Se trata de una visión cultural de Europa que permite definir los contornos de
una identidad que opone, estableciendo una clara distinción, el “nosotros” a
los “otros”. Para el identitarismo, es esta visión la que otorga su legitimidad
a Europa en la medida en que permite justificar la imposible integración de los
pueblos no-europeos. Es en nombre de esta “identidad-alteridad” que la Lega
Nord lanza su “cruzada contra el nuevo colonialismo bajo la bandera del islam”,
que sólo puede desembocar en la constitución de guetos y en la multiplicación
de conflictos étnicos y religiosos en el continente. Esta definición por
referencia a la antigüedad y a la cristiandad, de Europa, no es específica de
la derecha radical.
Esta Europa
defendida por la derecha identitaria juega también el papel protector de las
naciones europeas frente a los peligros comunes, apelando a que ha sido en la
adversidad como se construyó Europa, lo cual insufló una conciencia europea a
todos sus pueblos. En este sentido, es percibida como un espacio de cooperación
entra naciones que comparten un origen común y se coaligan para afrontar
desafíos comunes. Es la definición de una “Europa de las patrias”, cada una
conservando su soberanía, que se asocian frente a las amenazas comunes que
suponen las potencias extranjeras, acusadas de querer apoderarse del territorio
europeo para reducirlo al rango de colonia. Esta asociación a escala
continental no impediría los acuerdos a nivel regional, como es el caso de los
países de Europa central y oriental (recuérdese, por ejemplo, el Grupo de
Visegrado).
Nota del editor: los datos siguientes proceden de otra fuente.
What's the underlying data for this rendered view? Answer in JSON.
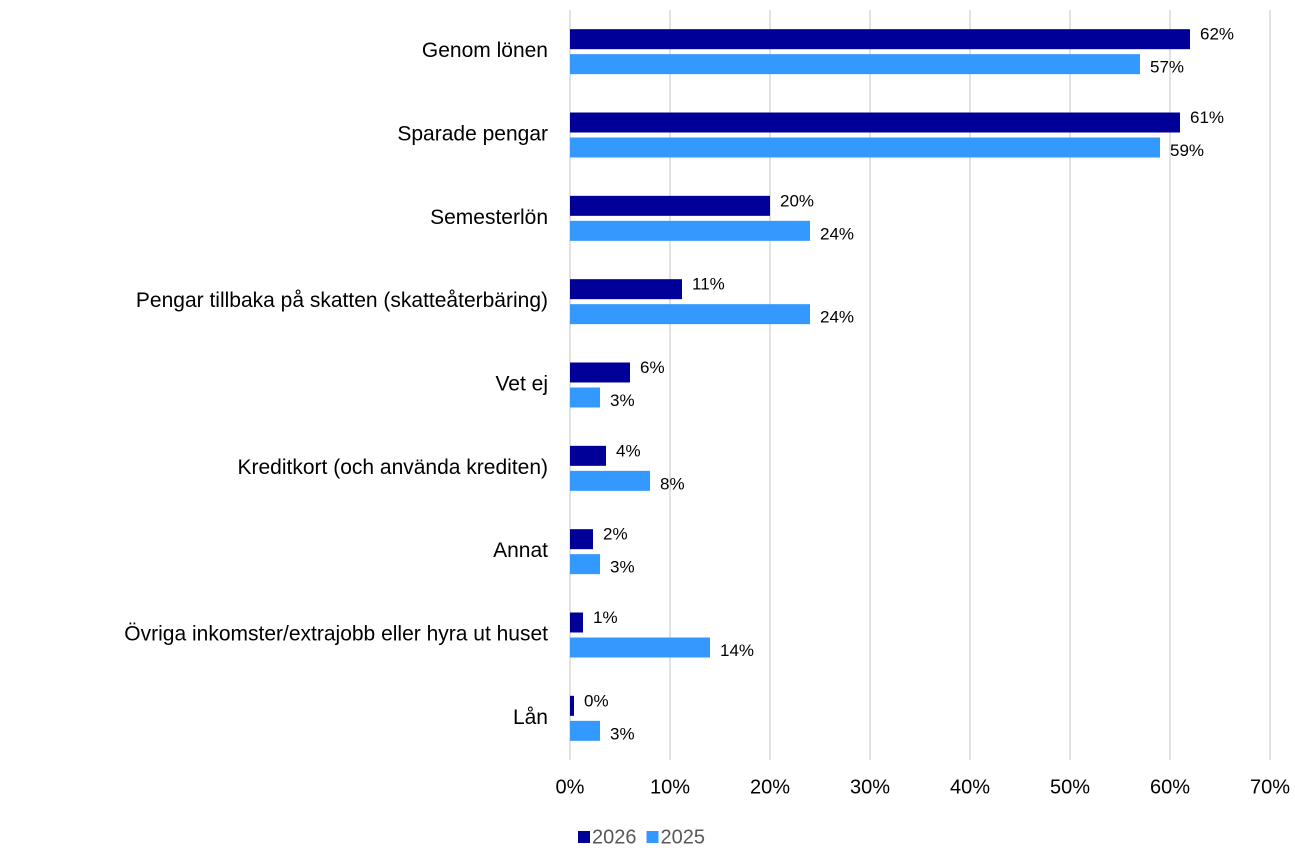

Esta concepción de Europa, además de no interferir en las
identidades nacionales, ofrece un escudo protector suplementario para la
preservación de la independencia de las naciones. Además, el destino de Europa
corre paralelo al de las naciones que la componen, de tal manera que Europa no
es considerada como una entidad concurrente y competidora con las naciones,
sino más bien como la prolongación de sus identidades nacionales. Europa,
además, jugaría el rol de “trampolín” para la expresión de las potencias
nacionales, pues cada nación europea, como ya decía Ortega y Gasset, entraría
en un juego competitivo para demostrar su mejor valía frente al resto de
naciones. Es la opinión imperante en el RN, que considera a Francia como la
nación “federadora” que reúne todos los valores europeos, visión que, al mismo
tiempo, apela al instinto de protección frente al exterior y a la tendencia
natural de las naciones al expansionismo.
En fin, se
equivocan aquellos que consideran que este renacimiento nacional e identitario
es un fenómeno coyuntural que desaparecerá cuando la situación socioeconómica
mejore. Las expresiones de un movimiento identitario de reacción frente a los
procesos de aperturas de fronteras, de inmigración masiva, de desaparición de
las soberanías y de disolución de las identidades, se producen en todo el
planeta como respuesta a la mundialización. Y la Unión europea representa el
vector más avanzado de este proceso de globalización. A las ambiciones
federalistas de la UE, la derecha radical europea opone el retorno a una Europa
cultural sobre la base de la cooperación entre Estados soberanos.